La sola circunstancia de que la demandante conociera que la vivienda estaba ocupada por la demandada no desvirtúa lo anterior porque de ello sólo se deduce un conocimiento de quien la ocupaba pero no del título en virtud del cual tenía lugar esa ocupación, título que, conforme al Registro, había sido el de propiedad, propiedad que la misma perdió al subastarse y adjudicarse la vivienda a un tercero, lo que conllevaba también la pérdida del derecho a usar y disponer de ella.
Por tanto, y no existiendo más datos que avalen la mala fe alegada por la apelante, no puede presumirse ésta porque la presunción ha de partir de un hecho claramente constatado del que haya de obtenerse necesariamente el hecho deducido, y del conocimiento de que la vivienda estaba ocupada por la madre y su hija no se obtiene necesariamente, por lo expuesto, que se conociera que había un derecho de uso a favor de la hija (hecho deducido), derecho que, además y conforme se ha razonado, no existía, al haberse extinguido el fijado en el convenio.
Tampoco cabe oponer que la hija no fue parte en el procedimiento de ejecución hipotecaria porque, al no tener ésta la propiedad ni el derecho de uso implícito o derivado de dicha propiedad, no tenía por qué ser parte, debiéndolo ser, como así ocurrió, su madre, que era la propietaria de la vivienda, razón por la cual no resulta apreciable indefensión alguna.

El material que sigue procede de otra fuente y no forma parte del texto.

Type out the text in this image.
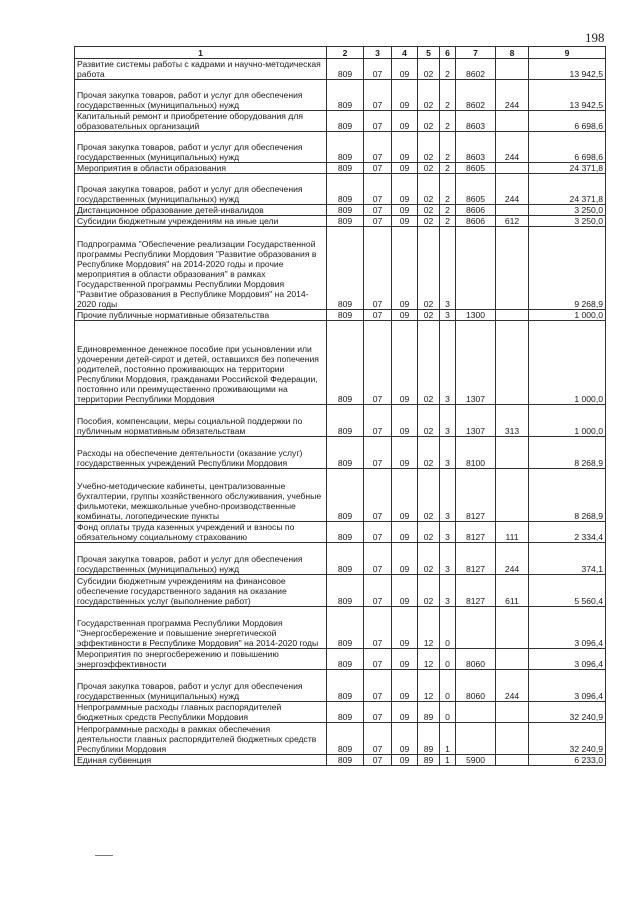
198
1	2	3	4	5	6	7	8	9
Развитие системы работы с кадрами и научно-методическая работа	809	07	09	02	2	8602		13 942,5
Прочая закупка товаров, работ и услуг для обеспечения государственных (муниципальных) нужд	809	07	09	02	2	8602	244	13 942,5
Капитальный ремонт и приобретение оборудования для образовательных организаций	809	07	09	02	2	8603		6 698,6
Прочая закупка товаров, работ и услуг для обеспечения государственных (муниципальных) нужд	809	07	09	02	2	8603	244	6 698,6
Мероприятия в области образования	809	07	09	02	2	8605		24 371,8
Прочая закупка товаров, работ и услуг для обеспечения государственных (муниципальных) нужд	809	07	09	02	2	8605	244	24 371,8
Дистанционное образование детей-инвалидов	809	07	09	02	2	8606		3 250,0
Субсидии бюджетным учреждениям на иные цели	809	07	09	02	2	8606	612	3 250,0
Подпрограмма "Обеспечение реализации Государственной программы Республики Мордовия "Развитие образования в Республике Мордовия" на 2014-2020 годы и прочие мероприятия в области образования" в рамках Государственной программы Республики Мордовия "Развитие образования в Республике Мордовия" на 2014-2020 годы	809	07	09	02	3			9 268,9
Прочие публичные нормативные обязательства	809	07	09	02	3	1300		1 000,0
Единовременное денежное пособие при усыновлении или удочерении детей-сирот и детей, оставшихся без попечения родителей, постоянно проживающих на территории Республики Мордовия, гражданами Российской Федерации, постоянно или преимущественно проживающими на территории Республики Мордовия	809	07	09	02	3	1307		1 000,0
Пособия, компенсации, меры социальной поддержки по публичным нормативным обязательствам	809	07	09	02	3	1307	313	1 000,0
Расходы на обеспечение деятельности (оказание услуг) государственных учреждений Республики Мордовия	809	07	09	02	3	8100		8 268,9
Учебно-методические кабинеты, централизованные бухгалтерии, группы хозяйственного обслуживания, учебные фильмотеки, межшкольные учебно-производственные комбинаты, логопедические пункты	809	07	09	02	3	8127		8 268,9
Фонд оплаты труда казенных учреждений и взносы по обязательному социальному страхованию	809	07	09	02	3	8127	111	2 334,4
Прочая закупка товаров, работ и услуг для обеспечения государственных (муниципальных) нужд	809	07	09	02	3	8127	244	374,1
Субсидии бюджетным учреждениям на финансовое обеспечение государственного задания на оказание государственных услуг (выполнение работ)	809	07	09	02	3	8127	611	5 560,4
Государственная программа Республики Мордовия "Энергосбережение и повышение энергетической эффективности в Республике Мордовия" на 2014-2020 годы	809	07	09	12	0			3 096,4
Мероприятия по энергосбережению и повышению энергоэффективности	809	07	09	12	0	8060		3 096,4
Прочая закупка товаров, работ и услуг для обеспечения государственных (муниципальных) нужд	809	07	09	12	0	8060	244	3 096,4
Непрограммные расходы главных распорядителей бюджетных средств Республики Мордовия	809	07	09	89	0			32 240,9
Непрограммные расходы в рамках обеспечения деятельности главных распорядителей бюджетных средств Республики Мордовия	809	07	09	89	1			32 240,9
Единая субвенция	809	07	09	89	1	5900		6 233,0
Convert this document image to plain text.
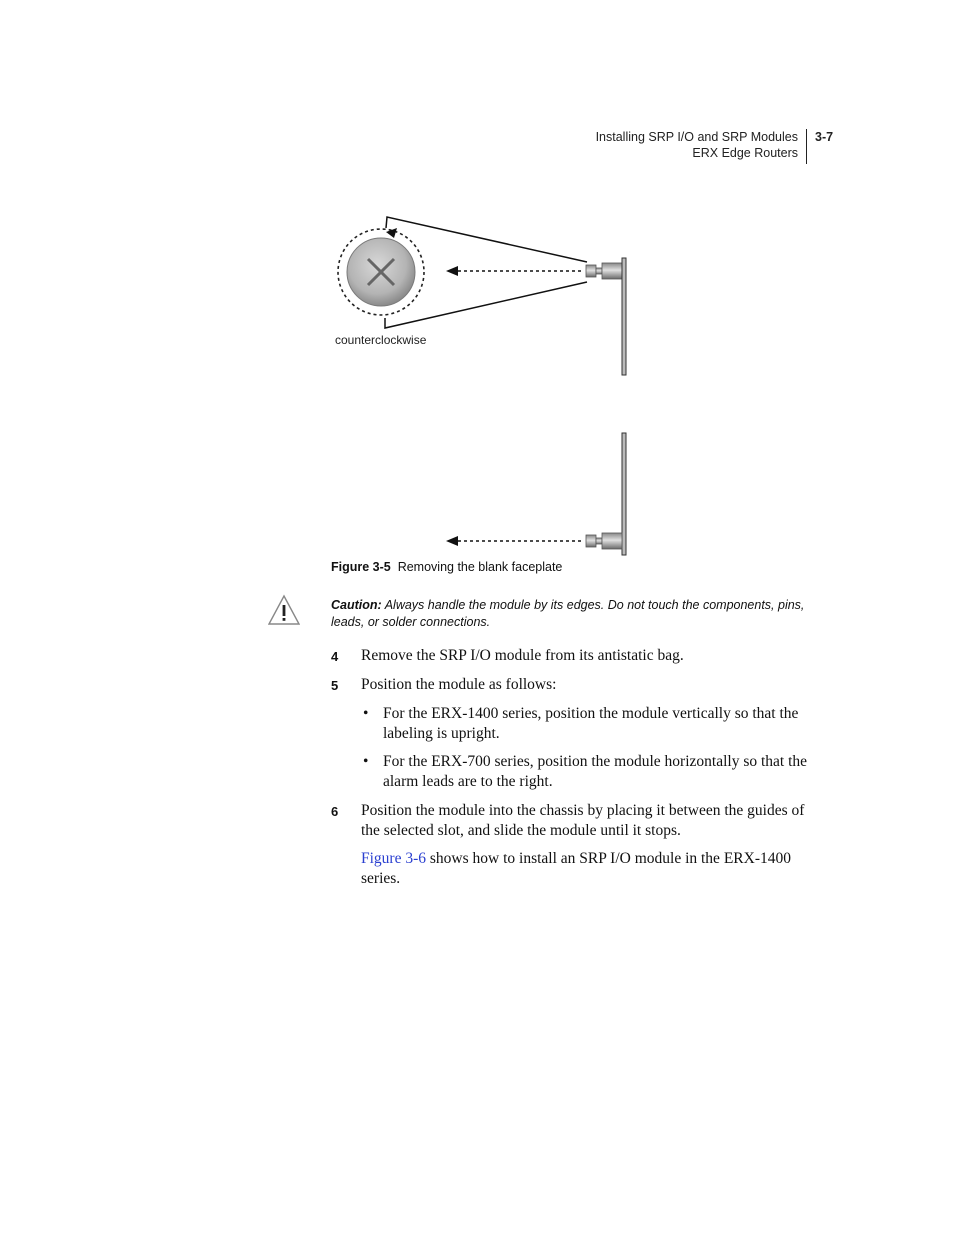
Installing SRP I/O and SRP Modules
ERX Edge Routers
3-7
counterclockwise
Figure 3-5 Removing the blank faceplate
Caution: Always handle the module by its edges. Do not touch the components, pins, leads, or solder connections.
4 Remove the SRP I/O module from its antistatic bag.
5 Position the module as follows:
• For the ERX-1400 series, position the module vertically so that the labeling is upright.
• For the ERX-700 series, position the module horizontally so that the alarm leads are to the right.
6 Position the module into the chassis by placing it between the guides of the selected slot, and slide the module until it stops.
Figure 3-6 shows how to install an SRP I/O module in the ERX-1400 series.
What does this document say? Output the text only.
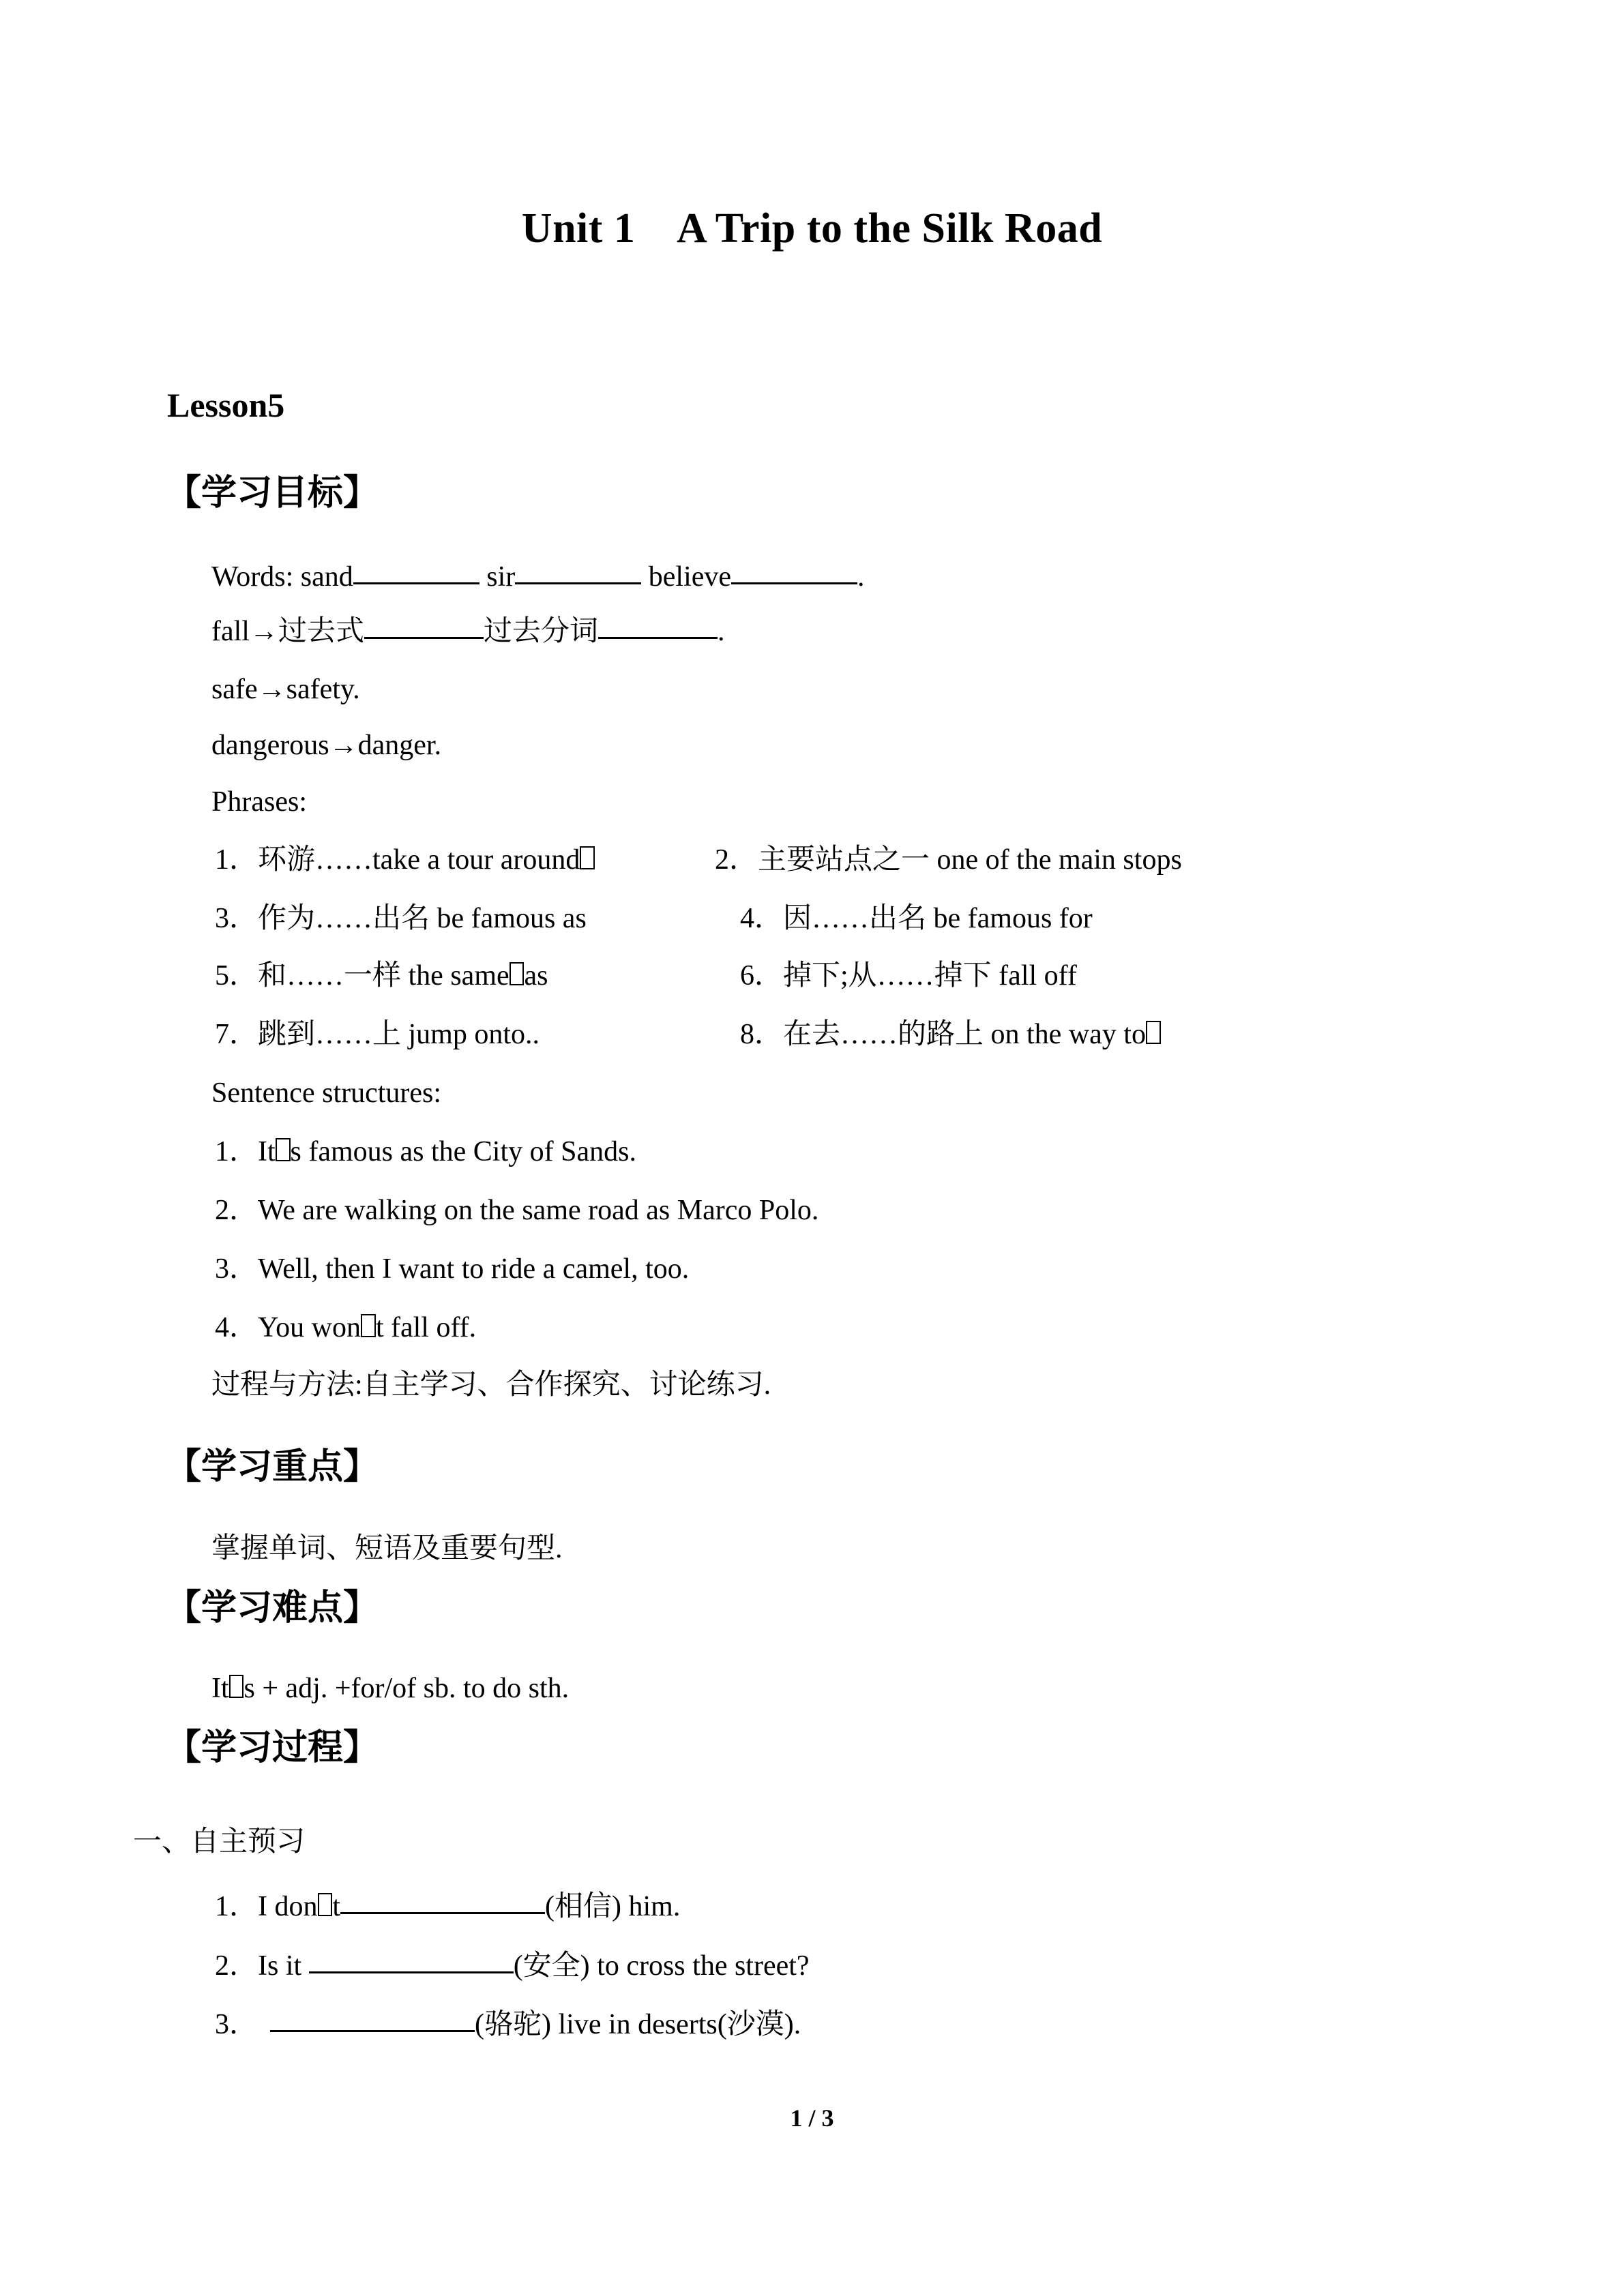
Unit 1    A Trip to the Silk Road
Lesson5
【学习目标】
Words: sand	sir	believe	.
fall→过去式	过去分词	.
safe→safety.
dangerous→danger.
Phrases:
1．环游……take a tour around	2．主要站点之一 one of the main stops
3．作为……出名 be famous as	4．因……出名 be famous for
5．和……一样 the same as	6．掉下;从……掉下 fall off
7．跳到……上 jump onto..	8．在去……的路上 on the way to
Sentence structures:
1．It s famous as the City of Sands.
2．We are walking on the same road as Marco Polo.
3．Well, then I want to ride a camel, too.
4．You won t fall off.
过程与方法:自主学习、合作探究、讨论练习.
【学习重点】
掌握单词、短语及重要句型.
【学习难点】
It s + adj. +for/of sb. to do sth.
【学习过程】
一、自主预习
1．I don t	(相信) him.
2．Is it	(安全) to cross the street?
3．	(骆驼) live in deserts(沙漠).
1 / 3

Asimismo, la referida hija carece de derecho legal de retracto porque el de comuneros, que regula el artículo 1.522 del Código Civil y es el que la recurrente pretende que se aplique, requiere necesariamente para su ejercicio la condición de copropietario, precisamente porque, como indica entre otras la sentencia del Tribunal Supremo de 24 de enero de 1.986 , su finalidad es la de "evitar en lo posible el fraccionamiento de la propiedad en porciones o cuotas ideales y lograr su consolidación en un solo titular para evitar los efectos antieconómicos de la desmembración dominical y los conflictos que en cuanto a su administración y disfrute suelen surgir entre los condueños", habiendo resuelto la sentencia del Tribunal Supremo de 4 de diciembre de 1.979 que no le resulta posible al usufructuario el retraer , ya que ello corresponde al nudo propietario.
TERCERO.- Por lo razonado el recurso debe ser desestimado y ello con expresa imposición de las costas causadas por el mismo a la parte apelante (artículo 398 de la Ley de Enjuiciamiento Civil ).
Fallo
El Tribunal acuerda: Se desestima el recurso de apelación interpuesto por Doña Estíbaliz, Doña Rebeca, D. Ricardo y D. Jose Pedro contra la sentencia de fecha 29 de junio de 2.006 dictada por el Juzgado de Primera Instancia número 2 de L'Hospitalet de Llobregat y, en consecuencia, se confirma dicha resolución, con expresa imposición de las costas causadas en esta segunda instancia a la parte apelante.
Firme esta resolución, devuélvanse los autos al Juzgado de su procedencia, con certificación de la misma.
Pronuncian y firman esta sentencia los indicados Magistrados integrantes de este Tribunal.